The economic argument is very clear. Massive immigration increases the supply of labor, which in turn depresses its cost—in other words, worker wages. Clearly, such development benefits the consumers of labor (employers, or “capitalists”) and disadvantages the workers.
Of course, immigration is only one of the many forces affecting wages. I explore this issue in a blog series, Why Real Wages Stopped Growing, with the summary in the fourth post, Putting It All Together (Why Real Wages Stopped Growing IV). My conclusion is that immigration was a significant contributor to the stagnation/decline of the wages in the USA over the past several decades, although not the only one. Unless there are strong institutions protecting workers’ wages, an oversupply of labor is going to depress them—it is simply the law of supply and demand in action.
As Nagle points out, this was clear to Karl Marx, who
expressed a highly critical view of the effects of the migration that occurred in the nineteenth century. In a letter to two of his American fellow-travelers, Marx argued that the importation of low-paid Irish immigrants to England forced them into hostile competition with English workers. He saw it as part of a system of exploitation, which divided the working class and which represented an extension of the colonial system.
It was also clear to those, who were negatively affected—the workers and their organizations:
From the first law restricting immigration in 1882 to Cesar Chavez and the famously multiethnic United Farm Workers protesting against employers’ use and encouragement of illegal migration in 1969, trade unions have often opposed mass migration. They saw the deliberate importation of illegal, low-wage workers as weakening labor’s bargaining power and as a form of exploitation. There is no getting around the fact that the power of unions relies by definition on their ability to restrict and withdraw the supply of labor, which becomes impossible if an entire workforce can be easily and cheaply replaced. Open borders and mass immigration are a victory for the bosses.

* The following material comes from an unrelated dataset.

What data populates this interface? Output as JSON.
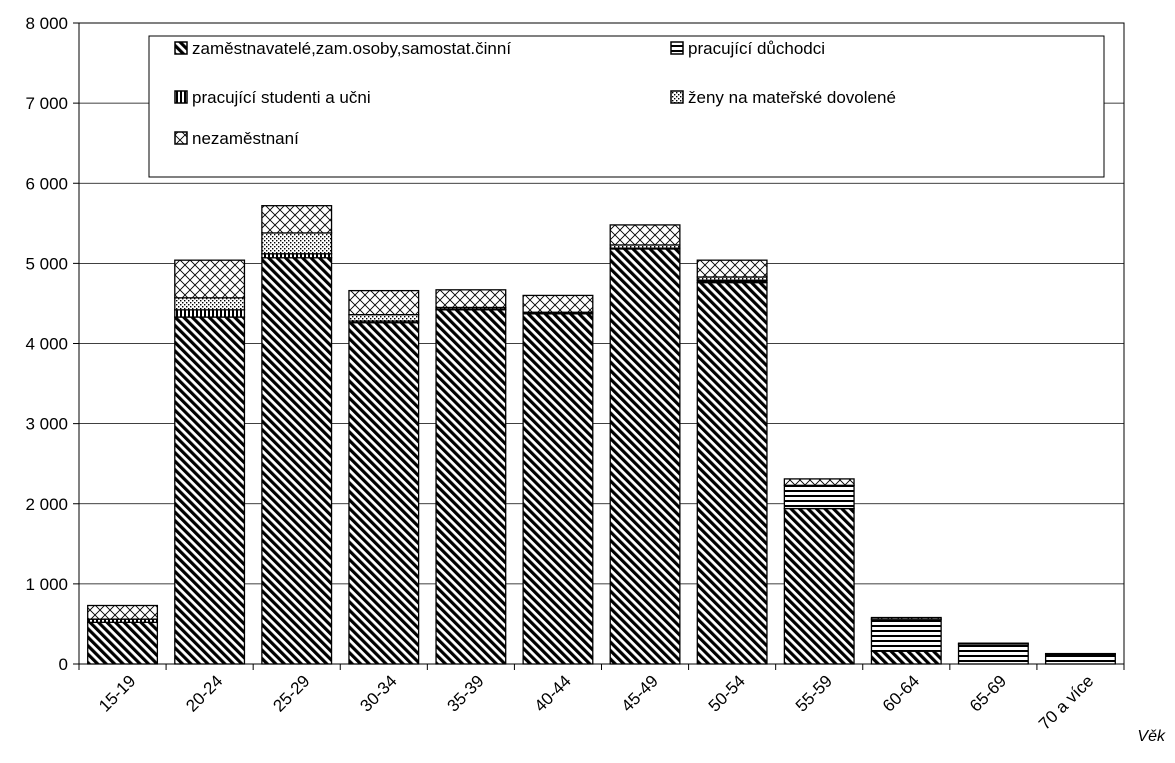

In fact, popular opposition to unrestricted immigration goes farther back in the American history. In 1854 the anti-immigrant Native American Party (“Know-Nothings”) achieved a stunning victory in several states that were most affected by the arrival of immigrants from Europe, carrying 63 percent of the vote in Massachusetts, 40 percent in Pennsylvania, and 25 percent in New York.
This 1888 cartoon in Puck attacks businessmen for welcoming large numbers of low-paid immigrants, leaving the American workingman unemployed
And, not surprisingly, the American economic elites also were very well aware that a continuing influx of immigrants allowed them to depress worker wages and increase the returns on capital. Andrew Carnegie in 1886 compared immigration to “a golden stream which flows into the country each year”. During the nineteenth century the corporate community often used the American state to ensure that this “golden stream” would continue to flow. For example, in 1864 (during the Lincoln administration) Congress passed the Act to Encourage Immigration. One of its provisions was the establishment of the Federal Bureau of Immigration, whose explicit intent was “the development of a surplus labor force” (italics are mine).
The business leaders today are much more circumspect about these issues. But one wonders, how many of them think in the same terms, even if they don’t speak publicly about it, instead choosing to emphasize the humanitarian aspects of migration.
To strip Nagle’s main argument to its essence, globalization is wielded by the governing elites to increase their power at the expense of the non-elites. It redistributes wealth from workers to the “bosses”. Some of that extra wealth is then converted into greater political power for big business. Furthermore, antagonism between native and immigrant workers corrodes their ability to organize. As a result, Nagle argues,
Today’s well-intentioned activists have become the useful idiots of big business. With their adoption of “open borders” advocacy—and a fierce moral absolutism that regards any limit to migration as an unspeakable evil—any criticism of the exploitative system of mass migration is effectively dismissed as blasphemy.